On Saturday, the exhibition component of Commonwealth (September 12, 2020 January 17, 2021), a hybrid digital/in-person experience organized by the Institute for Contemporary Art at VCU (Richmond, VA), Philadelphia Contemporary (Philadelphia, PA) and Beta-Local (San Juan, PR) opened at the ICA at VCU. The project explores the complex history and legacy of commonwealth in each of the three locations and responds to the events of 2020 which have shed a new light on the unequal structures that shape our lived realities and the ways that people might come together to make the world more equitable.
Commonwealth features new co-commissioned work by artists Firelei Báez, Carolina Caycedo, Duron Chavis, Alicia Díaz, Sharon Hayes, Tanya Lukin Linklater, Nelson Rivera, Monica Rodriguez, and The Conciliation Project (TCP), which will be presented in different iterations online, in-person and in text, broadening the projects reach.

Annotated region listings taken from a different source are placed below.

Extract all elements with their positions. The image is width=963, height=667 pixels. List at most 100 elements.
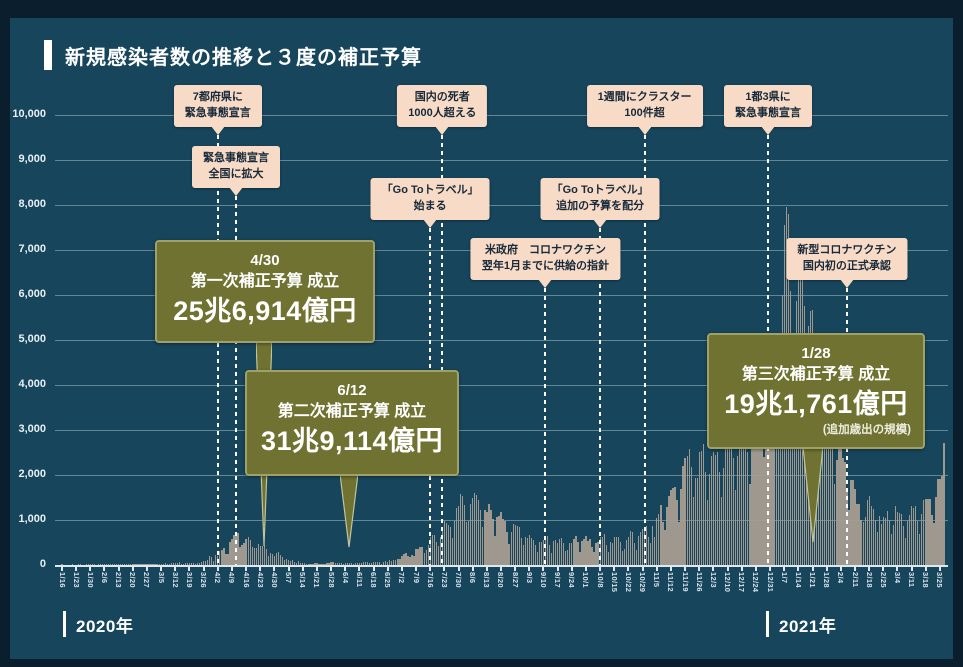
bar [192,563,195,565]
title-block: 新規感染者数の推移と３度の補正予算 [44,40,422,70]
bar [107,564,110,565]
bar [639,532,642,565]
bar [405,552,407,565]
x-axis-tick [188,567,191,571]
bar [506,531,508,565]
x-axis-tick [301,567,304,571]
x-axis-tick [457,567,460,571]
bar [765,402,767,565]
x-axis-label: 1/30 [85,572,95,588]
bar [567,550,569,565]
x-axis-label: 3/12 [170,572,180,588]
x-axis-tick [386,567,389,571]
bar [722,467,725,565]
bar [898,513,901,565]
x-axis-label: 12/3 [708,572,718,588]
budget-callout-third: 1/28 第三次補正予算 成立 19兆1,761億円 (追加歳出の規模) [707,333,925,449]
bar [304,563,306,565]
bar [188,563,191,565]
x-axis-tick [89,567,92,571]
bar [858,503,860,565]
event-callout-tail [637,126,652,135]
event-callout-us-vaccine-supply-plan: 米政府 コロナワクチン 翌年1月までに供給の指針 [470,238,621,280]
bar [298,561,300,565]
x-axis-tick [287,567,290,571]
bar [676,500,678,565]
bar [635,550,638,565]
bar [407,555,409,565]
bar [642,528,644,565]
bar [915,505,917,565]
bar [451,538,454,565]
bar [350,563,352,565]
bar [759,390,761,565]
bar [694,477,696,565]
bar [902,526,905,565]
bar [265,549,268,565]
bar [275,553,278,565]
bar [664,529,666,565]
x-axis-tick [868,567,871,571]
bar [743,420,745,565]
bar [312,563,314,565]
x-axis-tick [245,567,248,571]
bar [894,505,897,565]
bar [466,521,468,565]
bar [678,522,680,565]
event-callout-tail [228,187,243,196]
bar [672,488,674,565]
bar [296,562,298,565]
bar [403,553,405,565]
grid-line [55,475,948,476]
bar [828,405,830,565]
bar [573,539,575,565]
bar [680,488,682,565]
bar [168,563,170,565]
event-callout-text: 「Go Toトラベル」 [551,184,649,196]
event-callout-text: 追加の予算を配分 [556,199,645,212]
x-axis-label: 1/23 [71,572,81,588]
bar [140,564,142,565]
bar [528,534,530,565]
bar [259,545,261,565]
bar [775,424,777,565]
bar [277,551,280,565]
bar [211,557,213,565]
bar [492,519,494,565]
bar [878,516,880,565]
bar [164,562,166,565]
bar [761,420,763,565]
bar [342,563,344,565]
x-axis-tick [811,567,814,571]
event-dashed-line [544,288,547,565]
x-axis-label: 3/11 [907,572,917,588]
bar [848,510,850,565]
bar [247,536,249,565]
bar [383,562,385,565]
x-axis-label: 3/18 [921,572,931,588]
bar [370,563,373,565]
bar [198,563,201,565]
bar [77,564,79,565]
bar [332,561,334,565]
x-axis-label: 3/4 [892,572,902,584]
bar [856,503,858,565]
bar [87,564,89,565]
bar [453,520,456,565]
x-axis-label: 4/23 [255,572,265,588]
x-axis-tick [740,567,743,571]
bar [130,564,132,565]
bar [71,564,73,565]
bar [724,438,727,565]
bar [500,511,502,565]
bar [824,386,826,565]
x-axis-tick [131,567,134,571]
bar [484,510,486,565]
bar [413,555,415,565]
bar [565,550,567,565]
x-axis-label: 12/24 [751,572,761,593]
bar [395,560,397,565]
bar [229,542,231,565]
bar [463,505,466,565]
event-dashed-line [234,196,237,565]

Commissions include:
Firelei Báez has created two new works, reproduced at billboard scale in Philadelphia and Richmond, that overlay historical maps from Philadelphia and Richmond with powerful new imagery.
Duron Chavis, a food justice activist, has partnered with architect Quilian Riano of DSGN AGNC to create Resiliency Garden, a space to share practical knowledge and gardening and address larger issues of systemic racism and food justice that have been highlighted and amplified by COVID-19. The phrase Black Space Matters frames the garden, echoing the "Black Lives Matter" street murals painted around the country in summer 2020.
Alicia Díaz, a dancer and choreographer, has partnered with a large group of collaborators to create Entre Puerto Rico y Richmond: Women in Resistance shall not be Moved, a performance for camera. Filmed in a former American Tobacco Company warehouse, the work links the colonizing economies of Virginia and Puerto Rico and invokes the pioneering and contemporary labor activists.
In addition to the indoor/outdoor exhibition at the ICA, Beta-Local is leading the development of a hybrid print and digital publication, and Philadelphia Contemporary has launched grant-funded community partnerships and a billboard by Firelei Báez.